Wednesday, May 14, 2008
When I was a little girl, early in the summer, my Nanny and I would have this early morning ritual. I was up early with the sun, being very small, and would go out creeping through the garden looking for newly ripe strawberries. I was always hoping to gobble them up before anyone caught me. As soon as I would gather up my red, glistening loot, Nanny (my mother's mother) would lean out of her second floor apartment window and call my name in her lilting voice. "Bring them up here at once," she would say, "and I will pour on the cream and sugar." Although I always secretly wanted to keep my collected berries and gobbled them down unwashed - the thoughts of the additional heavy cream and sugar - would have me scrambling up her stairs. She got what she needed - some young person to gather the crops my Grandfather had planted - and I got what I wanted - more sugar and cream. It was our daily, early morning ritual and we acted it out faithfully.
Now, I would like to suggest that each of us could have kept what we had for ourselves. She could have used her authority as my grandmother, rightly punished me for taking the strawberries without permission, and kept them for her enjoyment alone. Or, I could have been the willful child that I was and stuff them all in my mouth at once, letting juice run down my face, savoring the spoils of victory. Instead we both agreed to a dramatic, symbolic competition which resulted in a joyous celebration for us both. Every morning she watched as I picked, waiting to call my name at just the right moment. And I, picked and gathered the dewy berries, anticipating the delight of cold cream and sweet, sweet sugar.
Much of life calls us into competition over commodities and prizes. Whether the best jobs, the best parking spot, the bragging rights or the White House -we are all inclined to compete and keep the spoils for ourselves and use our authority to take away what others have labored for. I would like to believe that the kingdom of God is more like my Nanny and me than the competitive world we live in. I would like to believe that God is hoping that we will find in one another a way to compromise for the betterment of all. I truly think that God's desire is for those who pick the fruit to be fed by those who oversee the labor.

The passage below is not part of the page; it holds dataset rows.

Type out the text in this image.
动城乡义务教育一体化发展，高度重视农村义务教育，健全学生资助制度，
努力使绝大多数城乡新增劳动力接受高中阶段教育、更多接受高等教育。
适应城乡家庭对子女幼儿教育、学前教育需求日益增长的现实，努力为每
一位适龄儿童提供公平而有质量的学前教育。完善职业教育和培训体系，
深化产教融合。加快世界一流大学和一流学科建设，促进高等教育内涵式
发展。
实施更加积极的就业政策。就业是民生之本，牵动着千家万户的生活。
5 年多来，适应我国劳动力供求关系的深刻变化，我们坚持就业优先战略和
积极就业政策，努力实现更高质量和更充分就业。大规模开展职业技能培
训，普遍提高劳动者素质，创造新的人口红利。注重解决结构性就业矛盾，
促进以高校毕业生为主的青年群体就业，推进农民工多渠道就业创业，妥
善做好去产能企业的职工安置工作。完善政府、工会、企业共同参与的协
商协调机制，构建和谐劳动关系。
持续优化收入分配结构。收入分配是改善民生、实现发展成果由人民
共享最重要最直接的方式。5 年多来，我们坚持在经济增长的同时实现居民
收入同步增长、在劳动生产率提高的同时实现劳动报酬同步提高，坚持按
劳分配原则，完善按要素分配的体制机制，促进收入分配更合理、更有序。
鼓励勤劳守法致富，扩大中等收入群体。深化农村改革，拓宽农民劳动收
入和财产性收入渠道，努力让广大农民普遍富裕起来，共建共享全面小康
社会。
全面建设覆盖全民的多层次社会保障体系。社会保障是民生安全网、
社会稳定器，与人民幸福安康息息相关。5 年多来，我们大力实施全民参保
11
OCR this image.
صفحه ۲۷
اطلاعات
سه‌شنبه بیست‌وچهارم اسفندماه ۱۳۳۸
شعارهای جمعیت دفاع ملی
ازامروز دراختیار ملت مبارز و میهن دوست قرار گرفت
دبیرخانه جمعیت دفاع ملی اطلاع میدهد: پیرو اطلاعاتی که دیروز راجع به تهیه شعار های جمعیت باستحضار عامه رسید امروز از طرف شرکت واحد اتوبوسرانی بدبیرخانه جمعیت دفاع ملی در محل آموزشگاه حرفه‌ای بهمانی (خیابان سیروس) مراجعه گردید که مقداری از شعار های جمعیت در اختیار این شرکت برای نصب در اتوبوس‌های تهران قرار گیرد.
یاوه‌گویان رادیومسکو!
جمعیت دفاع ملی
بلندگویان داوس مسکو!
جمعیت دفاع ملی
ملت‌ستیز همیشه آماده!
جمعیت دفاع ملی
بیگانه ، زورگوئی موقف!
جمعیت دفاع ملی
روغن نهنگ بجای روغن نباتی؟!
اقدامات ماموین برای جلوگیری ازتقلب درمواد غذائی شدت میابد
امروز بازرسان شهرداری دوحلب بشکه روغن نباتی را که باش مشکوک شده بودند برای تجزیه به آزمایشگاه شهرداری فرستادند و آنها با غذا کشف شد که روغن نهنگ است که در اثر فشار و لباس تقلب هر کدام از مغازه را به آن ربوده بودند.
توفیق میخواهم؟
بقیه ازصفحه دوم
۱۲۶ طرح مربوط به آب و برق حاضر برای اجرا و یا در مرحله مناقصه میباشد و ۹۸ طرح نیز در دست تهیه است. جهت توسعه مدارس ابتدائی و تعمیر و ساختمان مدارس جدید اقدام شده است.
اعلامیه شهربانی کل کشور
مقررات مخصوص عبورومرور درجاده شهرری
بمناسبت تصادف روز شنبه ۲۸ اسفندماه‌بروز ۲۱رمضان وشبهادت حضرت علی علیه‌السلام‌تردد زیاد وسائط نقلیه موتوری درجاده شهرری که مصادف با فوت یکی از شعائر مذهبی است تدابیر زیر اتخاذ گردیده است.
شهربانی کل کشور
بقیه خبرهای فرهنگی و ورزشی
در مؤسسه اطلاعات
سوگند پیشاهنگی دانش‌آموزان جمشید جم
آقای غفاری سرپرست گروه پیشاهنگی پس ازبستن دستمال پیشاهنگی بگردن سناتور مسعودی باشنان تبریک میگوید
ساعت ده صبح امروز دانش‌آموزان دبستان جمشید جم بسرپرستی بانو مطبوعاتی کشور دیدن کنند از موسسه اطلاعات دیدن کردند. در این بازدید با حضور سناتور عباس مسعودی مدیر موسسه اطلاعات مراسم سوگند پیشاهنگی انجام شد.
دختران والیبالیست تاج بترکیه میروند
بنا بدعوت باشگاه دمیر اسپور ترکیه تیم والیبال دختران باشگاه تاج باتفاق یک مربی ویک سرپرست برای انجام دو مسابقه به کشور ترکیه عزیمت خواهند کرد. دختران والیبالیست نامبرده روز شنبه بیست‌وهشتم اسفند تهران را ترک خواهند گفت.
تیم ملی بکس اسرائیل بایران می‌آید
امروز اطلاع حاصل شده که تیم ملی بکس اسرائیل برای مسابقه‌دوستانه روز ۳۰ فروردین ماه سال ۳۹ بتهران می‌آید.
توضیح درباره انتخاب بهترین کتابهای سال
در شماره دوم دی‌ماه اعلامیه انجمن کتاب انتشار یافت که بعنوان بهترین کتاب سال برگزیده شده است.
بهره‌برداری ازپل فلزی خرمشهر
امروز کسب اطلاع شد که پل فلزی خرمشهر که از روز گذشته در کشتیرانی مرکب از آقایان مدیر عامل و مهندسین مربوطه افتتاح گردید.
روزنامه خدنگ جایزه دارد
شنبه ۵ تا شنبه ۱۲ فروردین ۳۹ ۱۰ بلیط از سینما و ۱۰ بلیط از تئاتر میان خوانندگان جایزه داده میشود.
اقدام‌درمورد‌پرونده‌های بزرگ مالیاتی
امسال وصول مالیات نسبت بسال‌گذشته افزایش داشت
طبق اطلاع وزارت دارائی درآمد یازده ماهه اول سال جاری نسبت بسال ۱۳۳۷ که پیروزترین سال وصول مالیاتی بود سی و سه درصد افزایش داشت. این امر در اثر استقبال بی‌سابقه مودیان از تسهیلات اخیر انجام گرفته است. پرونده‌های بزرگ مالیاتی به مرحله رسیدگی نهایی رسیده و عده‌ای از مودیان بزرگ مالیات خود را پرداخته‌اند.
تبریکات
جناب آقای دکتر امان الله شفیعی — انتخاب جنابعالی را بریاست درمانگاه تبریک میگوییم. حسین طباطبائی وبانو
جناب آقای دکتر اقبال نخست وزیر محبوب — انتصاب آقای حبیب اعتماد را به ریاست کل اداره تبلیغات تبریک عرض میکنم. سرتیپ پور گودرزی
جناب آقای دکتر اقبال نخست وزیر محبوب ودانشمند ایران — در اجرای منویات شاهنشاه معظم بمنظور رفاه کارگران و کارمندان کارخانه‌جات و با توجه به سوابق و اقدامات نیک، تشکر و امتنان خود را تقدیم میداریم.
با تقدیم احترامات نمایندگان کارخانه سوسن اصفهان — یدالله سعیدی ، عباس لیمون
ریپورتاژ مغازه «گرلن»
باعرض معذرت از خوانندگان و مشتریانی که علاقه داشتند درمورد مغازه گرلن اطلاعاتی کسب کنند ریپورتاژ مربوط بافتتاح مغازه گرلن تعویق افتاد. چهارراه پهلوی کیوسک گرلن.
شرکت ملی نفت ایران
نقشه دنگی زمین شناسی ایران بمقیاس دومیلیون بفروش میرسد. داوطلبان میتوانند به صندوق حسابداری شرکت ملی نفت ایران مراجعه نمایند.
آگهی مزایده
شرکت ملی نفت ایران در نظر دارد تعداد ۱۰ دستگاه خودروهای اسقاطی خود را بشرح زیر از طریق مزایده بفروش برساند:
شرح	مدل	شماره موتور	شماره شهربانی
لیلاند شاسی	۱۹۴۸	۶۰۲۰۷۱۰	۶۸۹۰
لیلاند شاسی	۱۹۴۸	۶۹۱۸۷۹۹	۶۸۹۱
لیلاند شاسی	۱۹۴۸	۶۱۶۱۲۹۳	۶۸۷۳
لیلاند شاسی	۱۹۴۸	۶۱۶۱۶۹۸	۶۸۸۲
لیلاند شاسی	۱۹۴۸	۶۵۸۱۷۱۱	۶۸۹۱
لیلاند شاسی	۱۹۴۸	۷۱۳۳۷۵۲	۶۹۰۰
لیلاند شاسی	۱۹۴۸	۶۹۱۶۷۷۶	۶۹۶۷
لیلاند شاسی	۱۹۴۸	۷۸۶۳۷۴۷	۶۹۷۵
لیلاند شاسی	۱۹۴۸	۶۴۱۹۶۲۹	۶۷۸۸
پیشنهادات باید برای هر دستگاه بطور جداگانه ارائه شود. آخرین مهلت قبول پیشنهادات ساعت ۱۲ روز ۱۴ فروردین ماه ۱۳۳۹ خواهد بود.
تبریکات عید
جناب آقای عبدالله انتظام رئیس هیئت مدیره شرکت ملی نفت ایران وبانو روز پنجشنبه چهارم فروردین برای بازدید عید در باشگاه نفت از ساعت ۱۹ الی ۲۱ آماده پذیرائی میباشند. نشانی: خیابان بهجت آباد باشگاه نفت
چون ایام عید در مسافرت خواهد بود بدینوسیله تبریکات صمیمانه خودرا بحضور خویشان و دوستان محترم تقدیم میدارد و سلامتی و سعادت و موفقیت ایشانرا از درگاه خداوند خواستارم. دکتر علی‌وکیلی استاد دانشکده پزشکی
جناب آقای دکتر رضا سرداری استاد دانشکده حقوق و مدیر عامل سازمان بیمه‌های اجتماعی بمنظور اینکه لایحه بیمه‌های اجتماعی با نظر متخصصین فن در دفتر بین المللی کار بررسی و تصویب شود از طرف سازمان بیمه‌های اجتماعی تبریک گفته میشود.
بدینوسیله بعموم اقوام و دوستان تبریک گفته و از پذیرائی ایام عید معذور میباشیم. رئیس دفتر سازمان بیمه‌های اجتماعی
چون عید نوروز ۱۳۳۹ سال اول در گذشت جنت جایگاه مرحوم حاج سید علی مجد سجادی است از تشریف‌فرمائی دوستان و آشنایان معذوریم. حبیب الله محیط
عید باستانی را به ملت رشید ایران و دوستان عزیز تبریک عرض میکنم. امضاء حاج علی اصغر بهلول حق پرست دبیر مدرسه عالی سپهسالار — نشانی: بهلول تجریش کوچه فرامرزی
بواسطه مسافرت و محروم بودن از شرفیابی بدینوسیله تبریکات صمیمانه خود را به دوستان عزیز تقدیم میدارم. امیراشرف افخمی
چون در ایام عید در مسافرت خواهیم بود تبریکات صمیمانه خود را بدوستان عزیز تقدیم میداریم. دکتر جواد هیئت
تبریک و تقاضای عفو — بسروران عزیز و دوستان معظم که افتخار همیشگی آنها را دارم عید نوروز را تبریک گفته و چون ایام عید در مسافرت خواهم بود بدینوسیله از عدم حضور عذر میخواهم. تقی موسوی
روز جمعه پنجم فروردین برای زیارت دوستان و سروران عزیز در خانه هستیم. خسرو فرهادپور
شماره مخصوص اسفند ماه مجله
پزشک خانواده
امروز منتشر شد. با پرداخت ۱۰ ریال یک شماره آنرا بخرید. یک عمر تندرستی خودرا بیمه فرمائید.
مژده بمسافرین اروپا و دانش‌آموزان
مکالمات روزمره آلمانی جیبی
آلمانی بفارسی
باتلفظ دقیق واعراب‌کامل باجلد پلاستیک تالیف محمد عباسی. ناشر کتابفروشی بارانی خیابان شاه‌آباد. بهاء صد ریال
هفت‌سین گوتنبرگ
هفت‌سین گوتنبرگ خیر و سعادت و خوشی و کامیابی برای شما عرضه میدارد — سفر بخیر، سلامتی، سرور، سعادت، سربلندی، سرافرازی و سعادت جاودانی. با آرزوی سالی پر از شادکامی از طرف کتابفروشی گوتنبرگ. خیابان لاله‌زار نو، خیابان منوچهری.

The Church has become, in recent days, a political battleground for supremacy of theology, political correctness, and right actions. Although we claim, as Episcopalians, to be liturgical people, embedded in the living drama of the Eucharist, we fail regularly to find the a way to live in the dramatic tension which, in relationship and sharing with others, leads to a joyous celebration for all. If each of us holds on to a hope for single victory, either as an individual or a cause, we take away the sweet shared meal that God has prepared. I don't think we can come to the table alone and victorious. The meal was set forth in radical compromise and the loss of life. So too, should we be willing to share the spoils, the gathered fruits, the unearned grace, the sweet cream of others' labors, so that God's love might be made real and tangible. We can all enjoy the drama of competition, but God asks us to know that the competition is a game with no winners. We are victors only in our willingness to share, our ability to offer the gifts we have, the joy of relationships across the ages - these are where God's love and true victory is known.